3D printed electronics: a few applications of Optomec’s Aerosol Jet Technology

Optomec can be counted among the rare acknowledged companies for their specialization in 3D printed electronics. The company achieves 3D printed electronics projects using its Aerosol Jet Technology. Carnegie Mellon University for instance, used this system to extend 3D micro-additive manufacturing methods for fully printed conformal sensors, low loss passives and antennas for on-chip and off-chip electronics.

Today, the company announced it recently manufactured smart devices using this technology. This 3D Printed Sensor application was developed with the help of an industrial turbine engine manufacturer. Optomec’s Aerosol Jet system 3D printed strain sensors directly onto turbine blades used for in situ structural health monitoring.

The sensors are composed of a ceramic material that can withstand the very high operating temperatures seen in the hot section of the gas turbine.
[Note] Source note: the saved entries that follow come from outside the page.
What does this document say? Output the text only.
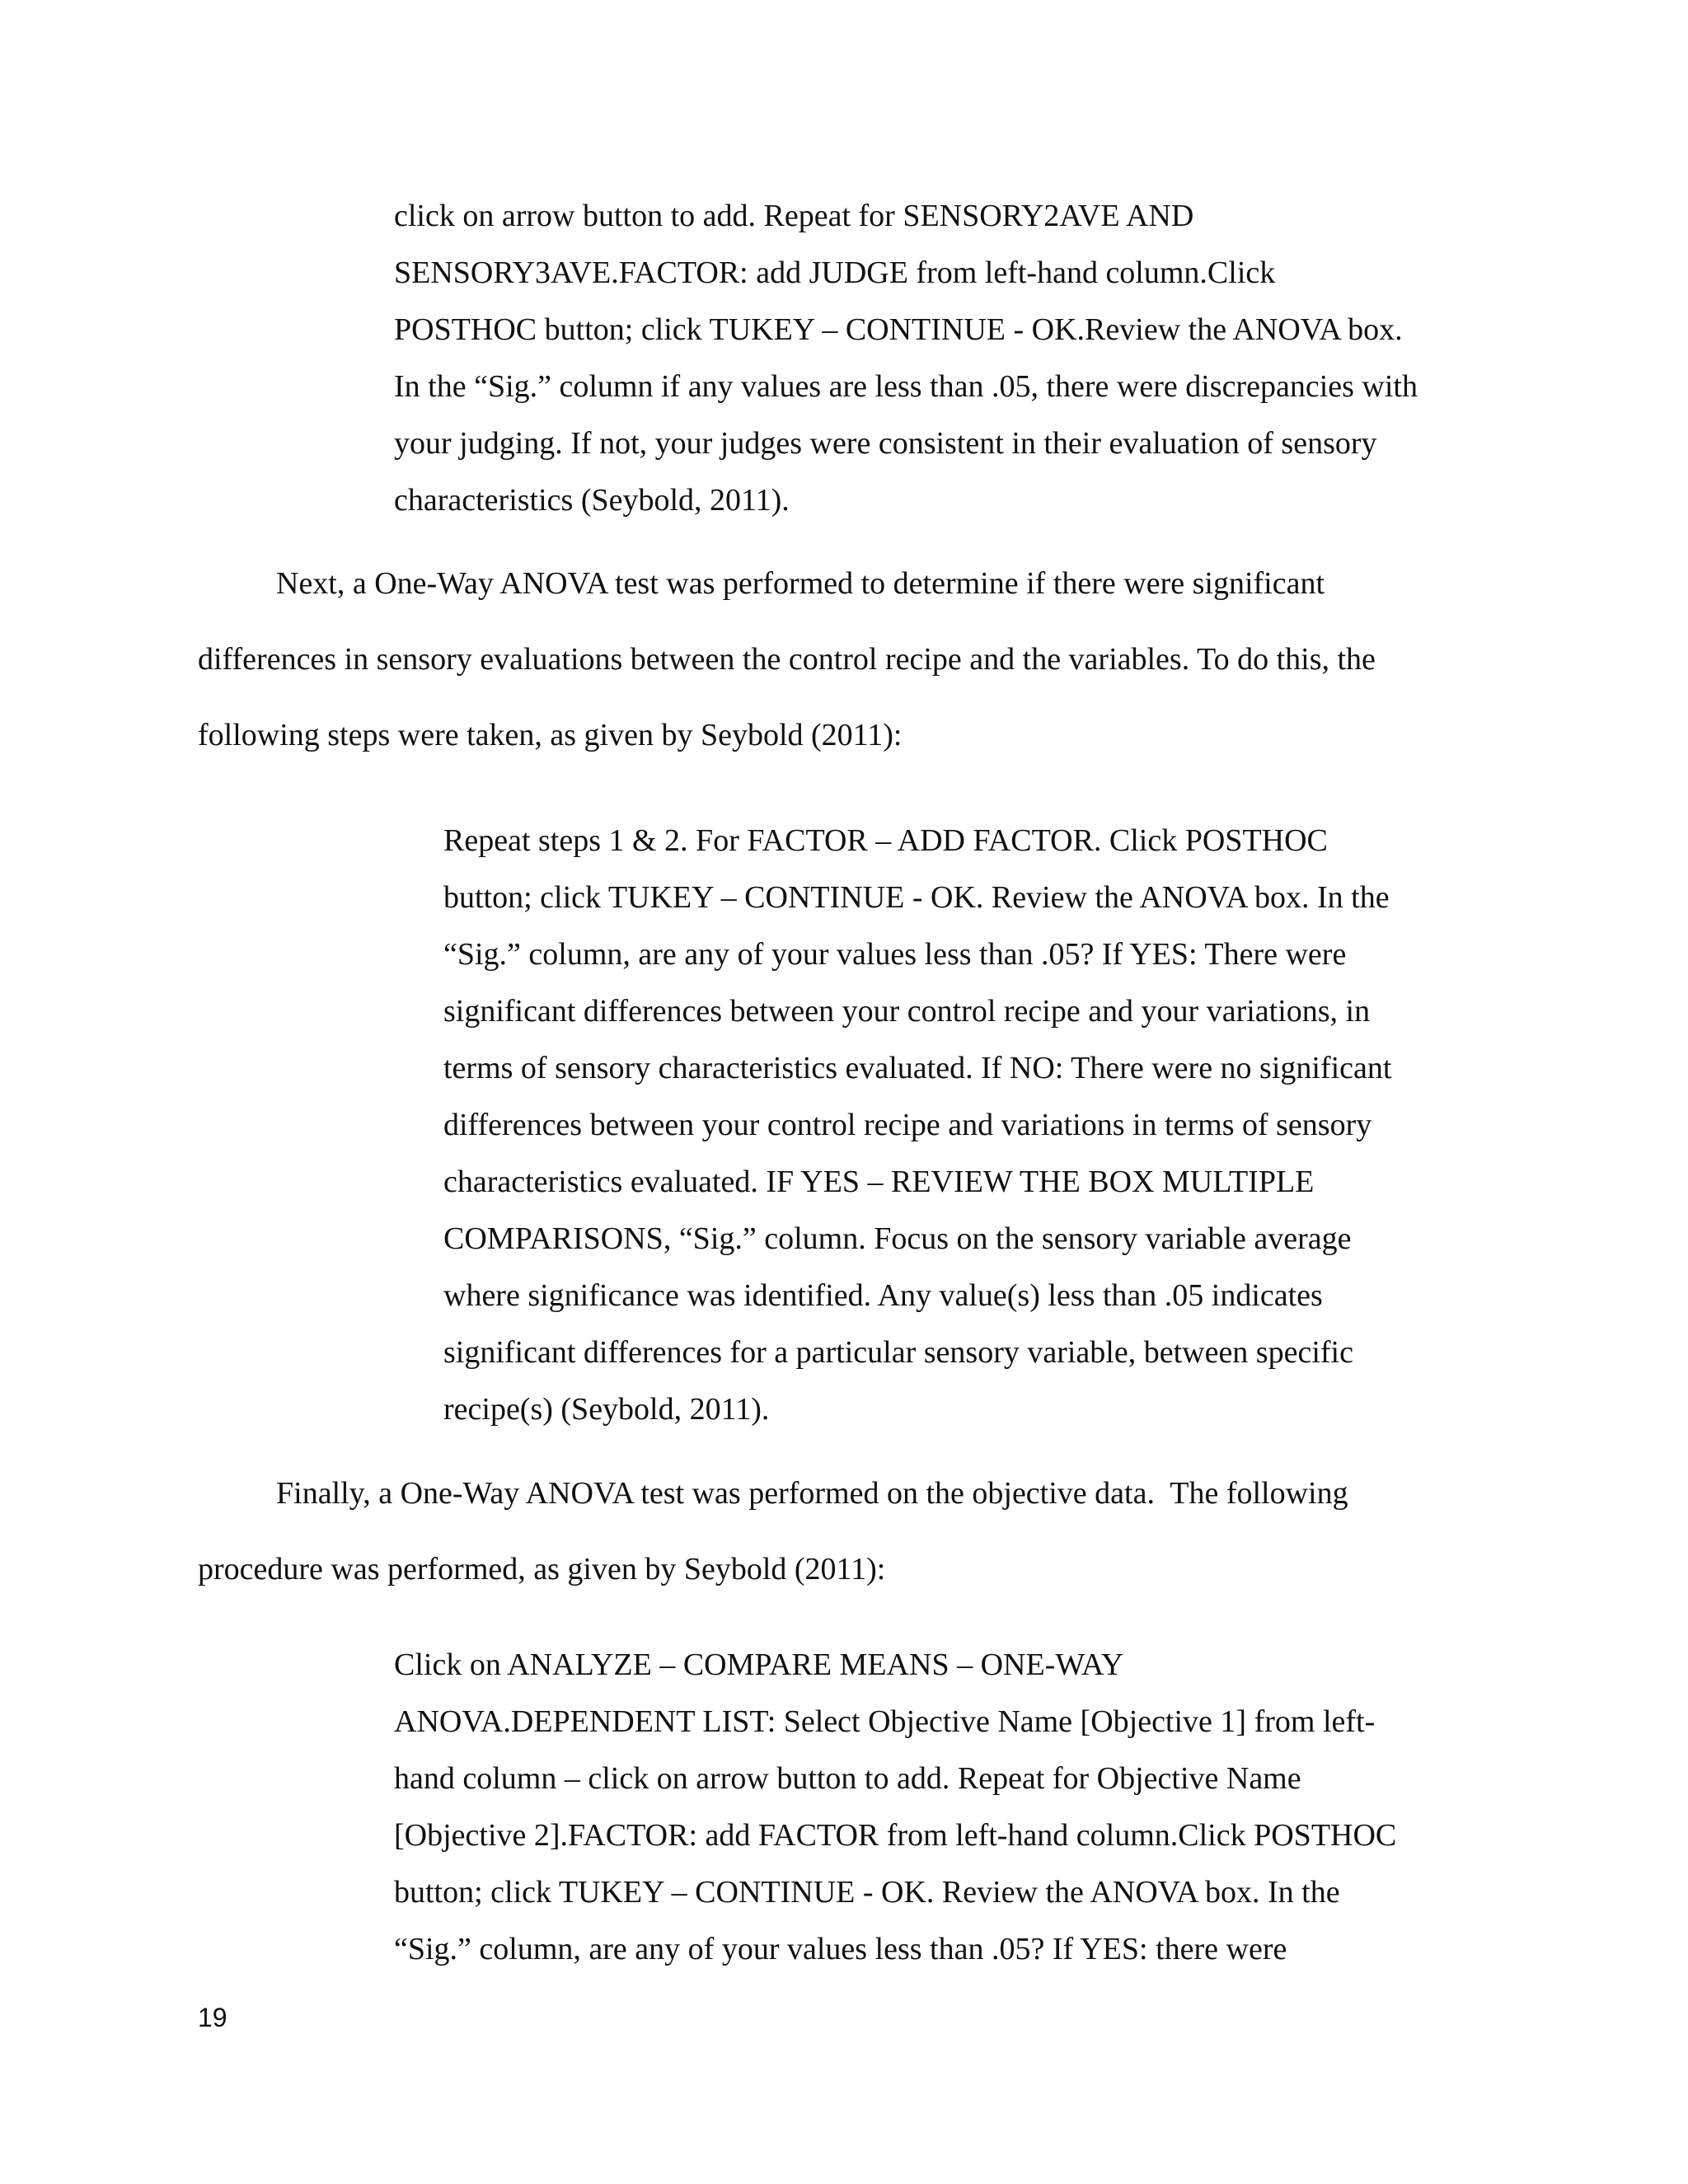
click on arrow button to add. Repeat for SENSORY2AVE AND
SENSORY3AVE.FACTOR: add JUDGE from left-hand column.Click
POSTHOC button; click TUKEY – CONTINUE - OK.Review the ANOVA box.
In the “Sig.” column if any values are less than .05, there were discrepancies with
your judging. If not, your judges were consistent in their evaluation of sensory
characteristics (Seybold, 2011).
Next, a One-Way ANOVA test was performed to determine if there were significant
differences in sensory evaluations between the control recipe and the variables. To do this, the
following steps were taken, as given by Seybold (2011):
Repeat steps 1 & 2. For FACTOR – ADD FACTOR. Click POSTHOC
button; click TUKEY – CONTINUE - OK. Review the ANOVA box. In the
“Sig.” column, are any of your values less than .05? If YES: There were
significant differences between your control recipe and your variations, in
terms of sensory characteristics evaluated. If NO: There were no significant
differences between your control recipe and variations in terms of sensory
characteristics evaluated. IF YES – REVIEW THE BOX MULTIPLE
COMPARISONS, “Sig.” column. Focus on the sensory variable average
where significance was identified. Any value(s) less than .05 indicates
significant differences for a particular sensory variable, between specific
recipe(s) (Seybold, 2011).
Finally, a One-Way ANOVA test was performed on the objective data.  The following
procedure was performed, as given by Seybold (2011):
Click on ANALYZE – COMPARE MEANS – ONE-WAY
ANOVA.DEPENDENT LIST: Select Objective Name [Objective 1] from left-
hand column – click on arrow button to add. Repeat for Objective Name
[Objective 2].FACTOR: add FACTOR from left-hand column.Click POSTHOC
button; click TUKEY – CONTINUE - OK. Review the ANOVA box. In the
“Sig.” column, are any of your values less than .05? If YES: there were
19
These sensors can detect deformations in the underlying metal that could ultimately result in an expensive and sometimes catastrophic failure.

In addition to these examples, the Aerosol Jet Technology can also produce 3D printed capacitive touch and temperature sensors and mobile device antennas.

3D printed electronics

3D printed electronics is not an area covered by several companies. Applications are still being discovered and are often limited to very specific industries such as the military sector or defense to name a few.

Until now, these applications are mainly used by developed countries.